I’m in the middle of reading an article in Vanity Fair magazine about the financial trouble Harvard is in, having pretty much blown a very significant part of the $36.9-billion-dollar endowment it had just a year ago, and, being about Harvard, the article brought to mind a question that occurred to me sometime ago while watching William F. Buckley’s closing speech during a debate on the Panama Canal Treaty in 1978.
In it, Buckley says, “We are prepared to desert Taiwan because three-and-a-half Harvard professors think we ought to normalize relations with Red China…”
I’m trying to figure out who these professors were and what Buckley meant by facetiously referring to one of them as half a professor. (I’m guessing one was short of stature, but I guess it could also refer to one not yet tenured.)
Does anyone know or have an educated guess as to who these professors were and what their stance was with regard to Taiwan and China?
P.S. - I would suggest that anyone who enjoys a good speechifier should watch this clip in its entirety. I thought Obama was a pretty good speaker until I happened upon this.
I’d guess that three of them were “full” professors, and one was not a “full” professor, though he could well have been tenured.
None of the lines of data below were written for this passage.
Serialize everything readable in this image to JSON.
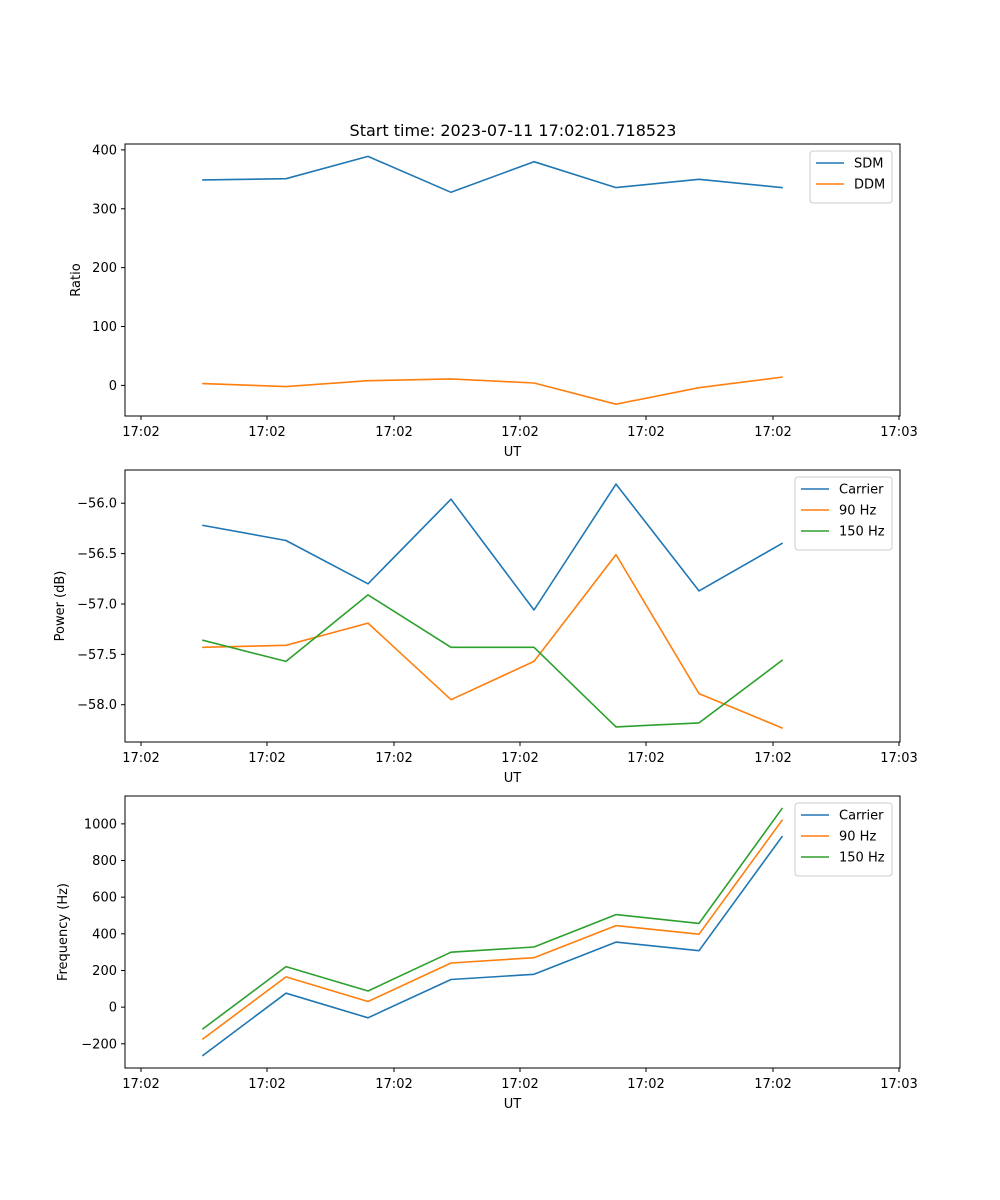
{
  "chart_data": [
    {
      "type": "line",
      "title": "Start time: 2023-07-11 17:02:01.718523",
      "xlabel": "UT",
      "ylabel": "Ratio",
      "x_tick_labels": [
        "17:02",
        "17:02",
        "17:02",
        "17:02",
        "17:02",
        "17:02",
        "17:03"
      ],
      "ylim": [
        -52,
        410
      ],
      "y_ticks": [
        0,
        100,
        200,
        300,
        400
      ],
      "legend": "top-right",
      "series": [
        {
          "name": "SDM",
          "color": "#1f77b4",
          "values": [
            349,
            351,
            389,
            328,
            380,
            336,
            350,
            336
          ]
        },
        {
          "name": "DDM",
          "color": "#ff7f0e",
          "values": [
            3,
            -2,
            8,
            11,
            4,
            -32,
            -4,
            14
          ]
        }
      ]
    },
    {
      "type": "line",
      "title": "",
      "xlabel": "UT",
      "ylabel": "Power (dB)",
      "x_tick_labels": [
        "17:02",
        "17:02",
        "17:02",
        "17:02",
        "17:02",
        "17:02",
        "17:03"
      ],
      "ylim": [
        -58.37,
        -55.67
      ],
      "y_ticks": [
        -58.0,
        -57.5,
        -57.0,
        -56.5,
        -56.0
      ],
      "y_tick_decimals": 1,
      "legend": "top-right",
      "series": [
        {
          "name": "Carrier",
          "color": "#1f77b4",
          "values": [
            -56.22,
            -56.37,
            -56.8,
            -55.96,
            -57.06,
            -55.81,
            -56.87,
            -56.4
          ]
        },
        {
          "name": "90 Hz",
          "color": "#ff7f0e",
          "values": [
            -57.43,
            -57.41,
            -57.19,
            -57.95,
            -57.57,
            -56.51,
            -57.89,
            -58.23
          ]
        },
        {
          "name": "150 Hz",
          "color": "#2ca02c",
          "values": [
            -57.36,
            -57.57,
            -56.91,
            -57.43,
            -57.43,
            -58.22,
            -58.18,
            -57.56
          ]
        }
      ]
    },
    {
      "type": "line",
      "title": "",
      "xlabel": "UT",
      "ylabel": "Frequency (Hz)",
      "x_tick_labels": [
        "17:02",
        "17:02",
        "17:02",
        "17:02",
        "17:02",
        "17:02",
        "17:03"
      ],
      "ylim": [
        -332,
        1152
      ],
      "y_ticks": [
        -200,
        0,
        200,
        400,
        600,
        800,
        1000
      ],
      "legend": "top-right",
      "series": [
        {
          "name": "Carrier",
          "color": "#1f77b4",
          "values": [
            -263,
            76,
            -58,
            151,
            179,
            355,
            308,
            930
          ]
        },
        {
          "name": "90 Hz",
          "color": "#ff7f0e",
          "values": [
            -173,
            165,
            31,
            241,
            270,
            445,
            398,
            1019
          ]
        },
        {
          "name": "150 Hz",
          "color": "#2ca02c",
          "values": [
            -118,
            221,
            88,
            300,
            328,
            505,
            457,
            1083
          ]
        }
      ]
    }
  ]
}
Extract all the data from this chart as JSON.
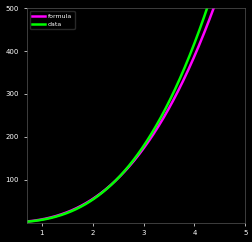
{
  "background_color": "#000000",
  "text_color": "#ffffff",
  "line1_color": "#ff00ff",
  "line2_color": "#00ff00",
  "line1_label": "formula",
  "line2_label": "data",
  "x_min": 0.7,
  "x_max": 5.0,
  "y_min": 0,
  "y_max": 500,
  "x_ticks": [
    1,
    2,
    3,
    4,
    5
  ],
  "y_ticks": [
    100,
    200,
    300,
    400,
    500
  ],
  "figsize": [
    2.53,
    2.42
  ],
  "dpi": 100,
  "linewidth": 1.8,
  "a1": 5.0,
  "b1": 1.18,
  "a2": 4.5,
  "b2": 1.22
}
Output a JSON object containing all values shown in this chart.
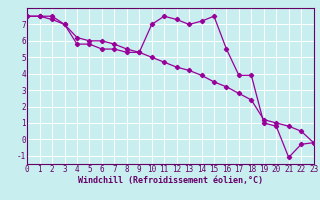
{
  "title": "",
  "xlabel": "Windchill (Refroidissement éolien,°C)",
  "bg_color": "#c8eef0",
  "line_color": "#990099",
  "grid_color": "#ffffff",
  "spine_color": "#660066",
  "x_hours": [
    0,
    1,
    2,
    3,
    4,
    5,
    6,
    7,
    8,
    9,
    10,
    11,
    12,
    13,
    14,
    15,
    16,
    17,
    18,
    19,
    20,
    21,
    22,
    23
  ],
  "y_actual": [
    7.5,
    7.5,
    7.5,
    7.0,
    5.8,
    5.8,
    5.5,
    5.5,
    5.3,
    5.3,
    7.0,
    7.5,
    7.3,
    7.0,
    7.2,
    7.5,
    5.5,
    3.9,
    3.9,
    1.0,
    0.8,
    -1.1,
    -0.3,
    -0.2
  ],
  "y_trend": [
    7.5,
    7.5,
    7.3,
    7.0,
    6.2,
    6.0,
    6.0,
    5.8,
    5.5,
    5.3,
    5.0,
    4.7,
    4.4,
    4.2,
    3.9,
    3.5,
    3.2,
    2.8,
    2.4,
    1.2,
    1.0,
    0.8,
    0.5,
    -0.2
  ],
  "xlim": [
    0,
    23
  ],
  "ylim": [
    -1.5,
    8.0
  ],
  "yticks": [
    -1,
    0,
    1,
    2,
    3,
    4,
    5,
    6,
    7
  ],
  "xticks": [
    0,
    1,
    2,
    3,
    4,
    5,
    6,
    7,
    8,
    9,
    10,
    11,
    12,
    13,
    14,
    15,
    16,
    17,
    18,
    19,
    20,
    21,
    22,
    23
  ],
  "tick_fontsize": 5.5,
  "label_fontsize": 6.0
}
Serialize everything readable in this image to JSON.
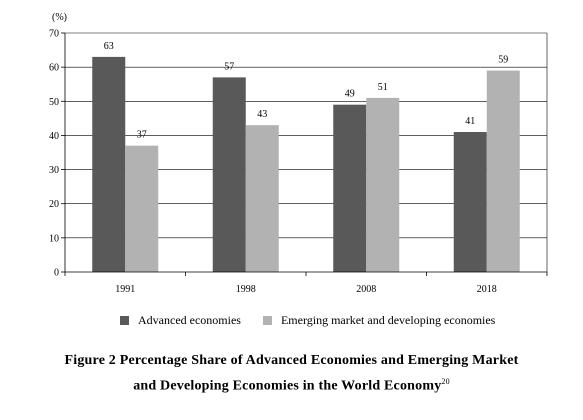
{
  "chart_data": {
    "type": "bar",
    "unit_label": "(%)",
    "categories": [
      "1991",
      "1998",
      "2008",
      "2018"
    ],
    "series": [
      {
        "name": "Advanced economies",
        "values": [
          63,
          57,
          49,
          41
        ],
        "color": "#595959"
      },
      {
        "name": "Emerging market and developing economies",
        "values": [
          37,
          43,
          51,
          59
        ],
        "color": "#b2b2b2"
      }
    ],
    "ylim": [
      0,
      70
    ],
    "yticks": [
      0,
      10,
      20,
      30,
      40,
      50,
      60,
      70
    ],
    "grid": true,
    "legend_position": "bottom"
  },
  "caption": {
    "line1": "Figure 2 Percentage Share of Advanced Economies and Emerging Market",
    "line2": "and Developing Economies in the World Economy",
    "footnote": "20"
  }
}
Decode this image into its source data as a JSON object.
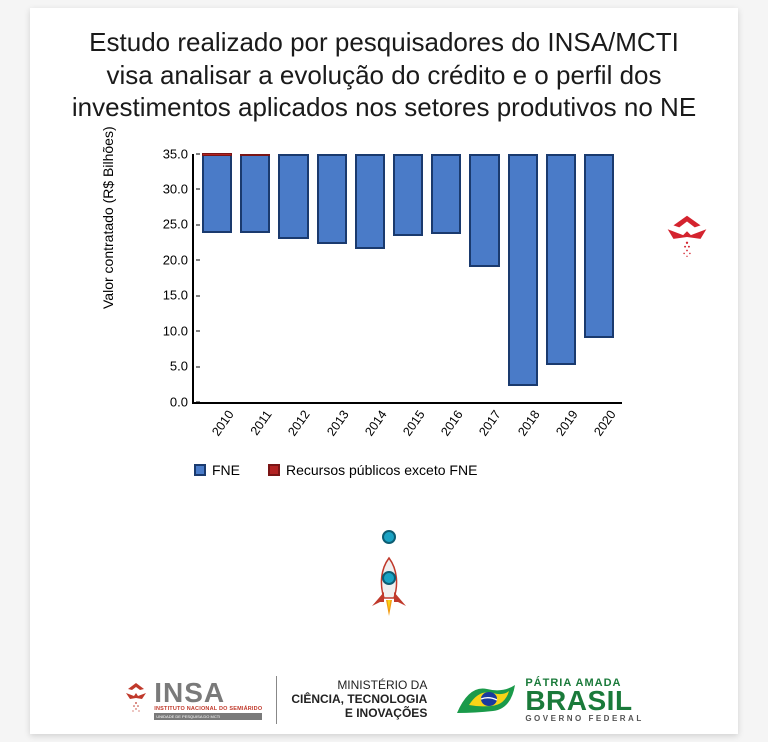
{
  "title": "Estudo realizado por pesquisadores do INSA/MCTI visa analisar a evolução do crédito e o perfil dos investimentos aplicados nos setores produtivos no NE",
  "chart": {
    "type": "bar",
    "ylabel": "Valor contratado  (R$ Bilhões)",
    "ylim": [
      0,
      35
    ],
    "yticks": [
      "0.0",
      "5.0",
      "10.0",
      "15.0",
      "20.0",
      "25.0",
      "30.0",
      "35.0"
    ],
    "ytick_values": [
      0,
      5,
      10,
      15,
      20,
      25,
      30,
      35
    ],
    "categories": [
      "2010",
      "2011",
      "2012",
      "2013",
      "2014",
      "2015",
      "2016",
      "2017",
      "2018",
      "2019",
      "2020"
    ],
    "series": {
      "fne": {
        "label": "FNE",
        "color": "#4a7bc8",
        "border": "#1a3a6e",
        "values": [
          11.2,
          11.2,
          12.0,
          12.8,
          13.5,
          11.6,
          11.3,
          16.0,
          32.8,
          29.8,
          26.0
        ]
      },
      "recursos": {
        "label": "Recursos públicos exceto FNE",
        "color": "#b22222",
        "border": "#7a1515",
        "values": [
          0.4,
          0.2,
          0,
          0,
          0,
          0,
          0,
          0,
          0,
          0,
          0
        ]
      }
    },
    "background_color": "#ffffff",
    "label_fontsize": 14,
    "tick_fontsize": 13
  },
  "footer": {
    "insa": {
      "name": "INSA",
      "line1": "INSTITUTO NACIONAL DO SEMIÁRIDO",
      "line2": "UNIDADE DE PESQUISA DO MCTI"
    },
    "ministry": {
      "line1": "MINISTÉRIO DA",
      "line2": "CIÊNCIA, TECNOLOGIA",
      "line3": "E INOVAÇÕES"
    },
    "brasil": {
      "line1": "PÁTRIA AMADA",
      "line2": "BRASIL",
      "line3": "GOVERNO FEDERAL",
      "flag_green": "#1a9a4a",
      "flag_yellow": "#f7d417",
      "flag_blue": "#1a3a9e"
    }
  },
  "colors": {
    "decor_red": "#d4232e"
  }
}
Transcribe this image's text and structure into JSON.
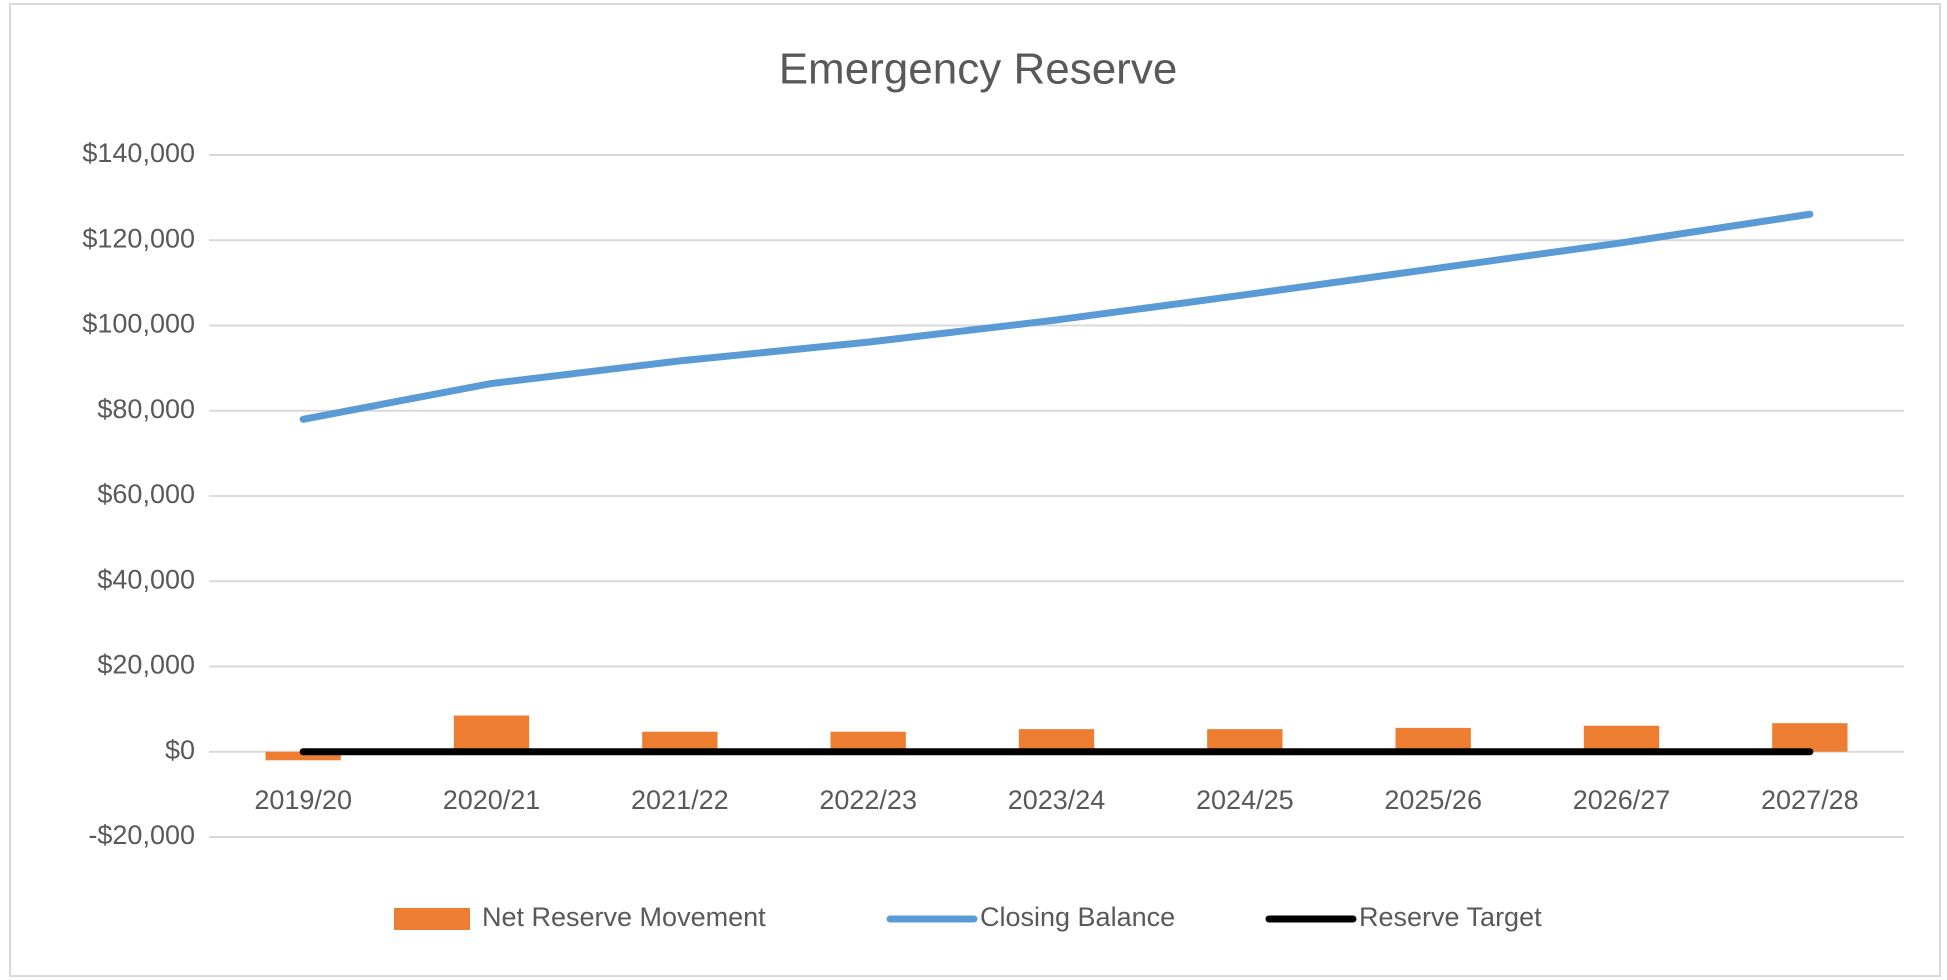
{
  "chart_data": {
    "type": "combo",
    "title": "Emergency Reserve",
    "categories": [
      "2019/20",
      "2020/21",
      "2021/22",
      "2022/23",
      "2023/24",
      "2024/25",
      "2025/26",
      "2026/27",
      "2027/28"
    ],
    "series": [
      {
        "name": "Net Reserve Movement",
        "type": "bar",
        "color": "#ed7d31",
        "values": [
          -2000,
          8500,
          4700,
          4700,
          5300,
          5300,
          5600,
          6100,
          6700
        ]
      },
      {
        "name": "Closing Balance",
        "type": "line",
        "color": "#5b9bd5",
        "values": [
          78000,
          86400,
          91700,
          96100,
          101300,
          107200,
          113300,
          119400,
          126100
        ]
      },
      {
        "name": "Reserve Target",
        "type": "line",
        "color": "#000000",
        "values": [
          0,
          0,
          0,
          0,
          0,
          0,
          0,
          0,
          0
        ]
      }
    ],
    "ylim": [
      -20000,
      140000
    ],
    "yticks": [
      {
        "value": -20000,
        "label": "-$20,000"
      },
      {
        "value": 0,
        "label": "$0"
      },
      {
        "value": 20000,
        "label": "$20,000"
      },
      {
        "value": 40000,
        "label": "$40,000"
      },
      {
        "value": 60000,
        "label": "$60,000"
      },
      {
        "value": 80000,
        "label": "$80,000"
      },
      {
        "value": 100000,
        "label": "$100,000"
      },
      {
        "value": 120000,
        "label": "$120,000"
      },
      {
        "value": 140000,
        "label": "$140,000"
      }
    ],
    "grid": true,
    "legend": "bottom"
  }
}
As a full professor, I often joke about what it is, exactly, I’m full of. It’s a peculiar expression, and one we’re not encouraged to use, but an Associate Professor and an Assistant Professors are correctly referred to as “Professor,” so sometimes we need a verbal way to pull rank, which we will pompously do by distinguishing ourselves as “full” (or just-plain) Professors.
There’s always the possibility of him employing a rhetorical device.
The translation would be “I believe a small number of liberal academics have an undue influence over the Carter administration”. It sounds a lot better Buckley’s way.
Your comment is interesting also, samclem, because Buckley was good friends with, at least, Galbraith and Kissinger. Perhaps his comment was in the way of a good-natured gibe at his buddies.